From: Phil deHaan (dehp@calvin.edu)
Date: Thu Aug 29 2002 - 13:58:38 EDT
August 30, 2002 == FOR IMMEDIATE RELEASE
What can parents do to help their children develop language skills? This summer
a Calvin professor and her student researcher explored that question.
What they learned will be the subject this fall of an academic paper. But it
also will benefit the Grand Rapids community. Over the last two years, a number
of Calvin professor Judith Vander Woude's students have volunteered with
language stimulation programs in Head Start and Early On programs in Kent
County. Students who volunteer this year will use the work done this summer in
both their own interactions with students and in the advice they give to
parents.
Vander Woude, a speech pathology and audiology professor at Calvin, and senior
Abby Bormann of Ionia, Mich., worked together as a result of Calvin's McGregor
Fellowships program, which pairs a student with a professor for 10 weeks of paid
research. Their project was called "Parents' Corrections of Preschool Children's
Responses During Conversations." Their goal was to learn more about the ways in
which young children develop language skills and the ways in which parents can
best assist such children.
"Parents," says Vander Woude, "basically make two kinds of corrections.
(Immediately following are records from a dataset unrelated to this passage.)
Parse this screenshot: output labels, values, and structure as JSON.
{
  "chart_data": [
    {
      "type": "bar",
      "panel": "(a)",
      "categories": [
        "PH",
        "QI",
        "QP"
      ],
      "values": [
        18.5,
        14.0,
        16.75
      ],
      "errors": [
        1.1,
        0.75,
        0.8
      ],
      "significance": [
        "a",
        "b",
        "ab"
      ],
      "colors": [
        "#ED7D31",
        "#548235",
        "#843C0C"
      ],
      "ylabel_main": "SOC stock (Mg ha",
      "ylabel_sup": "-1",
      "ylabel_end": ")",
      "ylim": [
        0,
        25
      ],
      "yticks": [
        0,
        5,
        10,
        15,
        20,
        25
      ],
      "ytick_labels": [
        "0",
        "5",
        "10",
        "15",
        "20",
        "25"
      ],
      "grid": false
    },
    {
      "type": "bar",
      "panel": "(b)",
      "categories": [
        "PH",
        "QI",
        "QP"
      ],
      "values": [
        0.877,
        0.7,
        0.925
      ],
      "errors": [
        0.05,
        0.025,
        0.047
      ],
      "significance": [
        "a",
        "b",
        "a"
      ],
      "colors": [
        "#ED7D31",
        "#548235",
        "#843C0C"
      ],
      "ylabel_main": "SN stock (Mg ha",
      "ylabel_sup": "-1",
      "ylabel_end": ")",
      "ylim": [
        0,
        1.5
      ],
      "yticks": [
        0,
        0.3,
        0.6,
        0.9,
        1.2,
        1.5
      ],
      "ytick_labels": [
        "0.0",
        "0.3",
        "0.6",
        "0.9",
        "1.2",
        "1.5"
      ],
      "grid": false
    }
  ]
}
They
tell the child they're wrong and then give them the correct answer. Or they give
the child another opportunity to answer by giving hints or suggesting that there
might be a better answer. What researchers are interested in is which approach
is better? Or is one better?"
So Bormann began her work by reading lots of literature on similar studies. And
then she settled into a summer of watching and transcribing hours and hours of
video footage of moms and their preschoolers reading together. The videos, in
fact, track the progression of 10 mother-child teams over a period of almost
five years and come from a study conducted in the early 90s by Dr. Anne van
Kleeck of The University of Georgia, a colleague and collaborator of Vander
Woude.
Once the videos were transcribed, Vander Woude and Bormann had the tedious task
of scanning and coding them for specific sequences of interaction. They were
most interested in how mothers responded when children made errors, such as
incorrectly identifying an animal in a picture book or mispronouncing a word in
an alphabet book.
Vander Woude believes that comparing these interactions with results from
developmental tests taken by the children during the same study will show that
children whose parents give the child another opportunity to answer by giving
hints or suggesting that there might be a better answer develop better language
skills.
Bormann, whose love of language originally had her pursuing a degree in French,
will graduate next spring with a major in Speech Pathology and Audiology. She
plans to go on to graduate school and hopes to work as a speech-language
pathologist, especially with children.
"I've always wanted to go into a field where I felt like I was helping people,"
she says. Thanks to her summer fellowship she already is.